薬のせいで皮疹が出る場合、左右対称の部位に出ることが多いそうだ。今回も尻のほっぺた部分の両側に対称に赤くなっている。それが上下に広がっている感じだ。体の後ろ側なので自分で見えず気がつくのが遅れた。肌が乾燥してきたのか、触ってざらざらしてどうにかなっていることだけは、判るようになってきた。つまり、時間と共に悪化している。

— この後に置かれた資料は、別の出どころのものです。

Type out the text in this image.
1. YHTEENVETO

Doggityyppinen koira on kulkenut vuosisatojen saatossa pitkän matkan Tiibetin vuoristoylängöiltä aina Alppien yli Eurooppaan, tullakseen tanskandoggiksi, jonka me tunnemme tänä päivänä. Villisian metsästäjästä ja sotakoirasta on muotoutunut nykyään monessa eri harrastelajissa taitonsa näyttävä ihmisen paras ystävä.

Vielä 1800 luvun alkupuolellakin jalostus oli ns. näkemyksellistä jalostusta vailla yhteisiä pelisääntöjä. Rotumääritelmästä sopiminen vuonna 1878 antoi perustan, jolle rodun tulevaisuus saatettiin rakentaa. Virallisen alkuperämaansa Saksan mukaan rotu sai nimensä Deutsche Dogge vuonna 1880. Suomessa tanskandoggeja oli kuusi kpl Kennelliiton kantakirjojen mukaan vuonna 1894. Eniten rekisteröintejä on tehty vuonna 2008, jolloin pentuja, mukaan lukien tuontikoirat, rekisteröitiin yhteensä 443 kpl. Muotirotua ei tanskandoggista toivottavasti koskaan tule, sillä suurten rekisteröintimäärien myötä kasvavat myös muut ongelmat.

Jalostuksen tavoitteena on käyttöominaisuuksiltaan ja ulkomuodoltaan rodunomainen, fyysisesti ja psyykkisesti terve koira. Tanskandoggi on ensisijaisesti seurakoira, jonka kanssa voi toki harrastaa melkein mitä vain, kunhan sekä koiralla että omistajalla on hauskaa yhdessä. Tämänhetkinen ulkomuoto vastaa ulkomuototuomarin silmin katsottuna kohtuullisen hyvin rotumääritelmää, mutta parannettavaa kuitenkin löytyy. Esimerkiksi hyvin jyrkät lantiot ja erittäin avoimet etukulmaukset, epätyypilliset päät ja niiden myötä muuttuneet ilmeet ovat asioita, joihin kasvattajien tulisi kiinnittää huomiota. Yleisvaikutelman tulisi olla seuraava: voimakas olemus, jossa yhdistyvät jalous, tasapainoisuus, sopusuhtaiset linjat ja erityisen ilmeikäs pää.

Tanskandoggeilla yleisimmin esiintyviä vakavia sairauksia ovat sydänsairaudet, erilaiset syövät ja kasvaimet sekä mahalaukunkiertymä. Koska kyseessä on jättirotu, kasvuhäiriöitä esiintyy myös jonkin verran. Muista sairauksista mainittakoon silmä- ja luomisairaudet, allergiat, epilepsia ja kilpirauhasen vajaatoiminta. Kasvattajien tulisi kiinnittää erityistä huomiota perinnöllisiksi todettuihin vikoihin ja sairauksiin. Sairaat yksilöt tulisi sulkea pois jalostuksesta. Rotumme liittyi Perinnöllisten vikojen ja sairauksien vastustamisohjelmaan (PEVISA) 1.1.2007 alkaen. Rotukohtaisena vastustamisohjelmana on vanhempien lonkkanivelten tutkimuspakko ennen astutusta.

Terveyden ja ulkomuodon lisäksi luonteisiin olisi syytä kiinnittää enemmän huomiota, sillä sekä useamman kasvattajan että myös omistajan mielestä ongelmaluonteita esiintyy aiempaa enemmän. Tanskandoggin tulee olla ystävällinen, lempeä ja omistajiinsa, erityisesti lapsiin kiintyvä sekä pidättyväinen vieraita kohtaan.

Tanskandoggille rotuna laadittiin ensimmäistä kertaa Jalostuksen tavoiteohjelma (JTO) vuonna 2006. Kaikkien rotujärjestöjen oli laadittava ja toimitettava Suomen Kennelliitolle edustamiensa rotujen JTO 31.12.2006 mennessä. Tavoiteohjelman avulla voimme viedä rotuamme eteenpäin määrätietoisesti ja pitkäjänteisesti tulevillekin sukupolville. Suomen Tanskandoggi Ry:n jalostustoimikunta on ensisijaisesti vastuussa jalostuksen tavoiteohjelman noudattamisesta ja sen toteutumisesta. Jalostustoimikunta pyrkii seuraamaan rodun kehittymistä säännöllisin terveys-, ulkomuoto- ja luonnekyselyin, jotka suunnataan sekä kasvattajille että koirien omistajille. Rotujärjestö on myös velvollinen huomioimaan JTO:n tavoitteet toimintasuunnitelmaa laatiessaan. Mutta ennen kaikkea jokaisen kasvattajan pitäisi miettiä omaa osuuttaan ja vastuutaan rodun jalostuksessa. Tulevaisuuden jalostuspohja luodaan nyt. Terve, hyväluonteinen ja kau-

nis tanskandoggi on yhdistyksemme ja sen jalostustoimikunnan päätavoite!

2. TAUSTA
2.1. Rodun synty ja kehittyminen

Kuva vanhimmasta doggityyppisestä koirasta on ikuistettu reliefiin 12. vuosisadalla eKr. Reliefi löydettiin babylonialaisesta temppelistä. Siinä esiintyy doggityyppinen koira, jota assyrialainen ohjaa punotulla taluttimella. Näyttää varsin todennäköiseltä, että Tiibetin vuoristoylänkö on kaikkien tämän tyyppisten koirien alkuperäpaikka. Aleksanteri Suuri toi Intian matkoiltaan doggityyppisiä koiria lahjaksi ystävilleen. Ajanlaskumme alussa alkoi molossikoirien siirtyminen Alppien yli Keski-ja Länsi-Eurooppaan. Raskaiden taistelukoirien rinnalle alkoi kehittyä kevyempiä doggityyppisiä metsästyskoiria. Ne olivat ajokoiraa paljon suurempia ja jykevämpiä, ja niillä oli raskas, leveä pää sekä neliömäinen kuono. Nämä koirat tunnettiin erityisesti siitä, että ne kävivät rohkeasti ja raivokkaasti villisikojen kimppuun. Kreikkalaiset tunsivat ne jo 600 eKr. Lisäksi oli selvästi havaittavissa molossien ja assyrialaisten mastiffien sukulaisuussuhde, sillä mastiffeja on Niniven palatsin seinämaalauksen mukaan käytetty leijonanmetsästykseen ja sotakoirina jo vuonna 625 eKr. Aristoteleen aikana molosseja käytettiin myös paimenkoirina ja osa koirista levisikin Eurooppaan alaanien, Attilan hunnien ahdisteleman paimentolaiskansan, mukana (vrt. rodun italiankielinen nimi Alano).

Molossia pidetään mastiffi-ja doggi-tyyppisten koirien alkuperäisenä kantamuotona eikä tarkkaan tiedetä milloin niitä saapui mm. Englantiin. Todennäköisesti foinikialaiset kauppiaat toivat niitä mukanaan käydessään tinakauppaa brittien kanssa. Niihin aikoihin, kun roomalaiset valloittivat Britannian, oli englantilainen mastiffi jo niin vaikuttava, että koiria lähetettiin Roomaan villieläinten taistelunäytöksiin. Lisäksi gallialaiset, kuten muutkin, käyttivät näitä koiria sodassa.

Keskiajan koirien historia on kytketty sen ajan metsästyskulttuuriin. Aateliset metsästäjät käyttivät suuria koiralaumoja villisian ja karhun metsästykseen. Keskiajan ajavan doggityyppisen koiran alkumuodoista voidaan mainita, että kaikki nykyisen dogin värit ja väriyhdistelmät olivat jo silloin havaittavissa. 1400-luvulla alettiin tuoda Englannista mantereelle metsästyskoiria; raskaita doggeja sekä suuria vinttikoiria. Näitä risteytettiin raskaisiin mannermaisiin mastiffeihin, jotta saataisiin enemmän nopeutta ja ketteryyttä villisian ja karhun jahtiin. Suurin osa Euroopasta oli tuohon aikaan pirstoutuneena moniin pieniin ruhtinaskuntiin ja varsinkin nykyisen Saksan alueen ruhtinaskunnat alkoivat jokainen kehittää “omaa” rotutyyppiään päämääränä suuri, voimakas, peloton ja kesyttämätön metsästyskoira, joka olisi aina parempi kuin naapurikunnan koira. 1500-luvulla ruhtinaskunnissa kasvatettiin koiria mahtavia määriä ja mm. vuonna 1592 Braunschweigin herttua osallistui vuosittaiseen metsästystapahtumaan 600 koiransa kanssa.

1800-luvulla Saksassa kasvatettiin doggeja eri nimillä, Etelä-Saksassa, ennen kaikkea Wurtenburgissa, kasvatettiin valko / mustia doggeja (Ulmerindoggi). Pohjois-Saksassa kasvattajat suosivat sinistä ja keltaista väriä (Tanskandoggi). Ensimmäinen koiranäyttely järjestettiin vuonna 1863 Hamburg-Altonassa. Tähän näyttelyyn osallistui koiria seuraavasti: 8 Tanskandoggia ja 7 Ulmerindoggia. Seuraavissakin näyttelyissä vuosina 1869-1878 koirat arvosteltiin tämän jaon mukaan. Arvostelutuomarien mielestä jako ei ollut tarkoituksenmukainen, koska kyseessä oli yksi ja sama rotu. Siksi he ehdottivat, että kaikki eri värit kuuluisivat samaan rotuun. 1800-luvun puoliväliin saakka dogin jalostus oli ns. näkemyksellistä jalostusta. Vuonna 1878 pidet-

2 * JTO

さて、これが薬の副作用により引き起こされた皮疹(=薬疹)だとすると、決められた程度を超えると、薬を中止しなければならない。ステロイドはアレルギー止の薬なので、これが原因とは考えにくい。もしアイクルシグが原因薬剤だった場合、これしか病気への有効性の高い薬がないので、寛解に向かう道筋がなくなってしまう。だから今止めるわけにはいかない。しかし冷静に考えると、従来15mg/日だった容量を倍の30mg/日に上げていることから、アイクルシグが原因であることも十分考えられる。他の薬は大体過去に飲んでいるし、服用量も変わっていない。ということで、アイクルシグを止めるわけにはいかないが、このまま薬疹が広がって服用不可になると困るので、半量の15mg/日に減量することとなった。

 

皮疹の箇所はその後広がって、両脇、両肘、うち腿、両足のふくらはぎが、程度の違いはあれ赤くなった。ただ痒みがあるのはお尻だけ。

皮膚科受診

ということで、時々来る皮膚科の先生が病院に来た日に受診。皮疹を見た瞬間に「薬疹です。」

さて、どの薬が原因なのか。どうやってそれを見出すのだろう。ほとんどの薬で副作用に発疹と書かれているので、すべてが候補だ。皮膚科の医師はどう分析するのだろうと興味深く眺めていたら、どうも服用を始めた時期と発疹の発生した時期を見ているようだ。私が飲んだ薬の履歴を全部印刷。原因物質を服用してから皮疹が出るまでの時間を考慮して、それで私の場合の時期と照合しているみたいだ。処方されていてもスキップ可能とされている薬(便秘用の酸化マグネシウムプルゼニド睡眠導入剤マイスリー)などがあるので、入院していても皮膚科の医師が全情報を持っているわけではないみたいだ。毎日看護師さんが何飲んだか把握しているはずなので、情報はどこかに存在するはずなんですが、私に「これいつから飲みました?」と聞かれる。「薬袋に書いてあるけど、手元にはありません。」「多分、X日前からです。」

結局疑わしい薬は、やめられない「アイクルシグ」、コレステロールのコントロールに使っている「メバロチン」、眠れない日(ほとんど毎日)に飲んでいる「マイスリー」ってことになった。

結論はというと、現在の発疹の程度ならアイクルシグの継続服用が可能。ただ、他の薬(メバロチンマイスリー)は他の機序の薬と変更になった。具体的には、メバロチンが一旦「エゼチミブ」になってまた「リピトール錠」に変更(他の薬との相性が良いものに変えたらしい)、マイスリーは「レンドルミン」に変わった。これはまだ飲んでない。

夜になっても眠たくならず寝られる気がしないのだが、実際横になって静かになると、しばらくして眠れているようだ。寝られない時の対処法は、寝なくていいってことで乗り切ろう。

その後の経過

その後数日経って、最初に出たお尻の発疹は治りつつあり、一方で少し遅れて現れたふくらはぎの赤みは少し増している。他の部分は横ばいか若干改善傾向にある。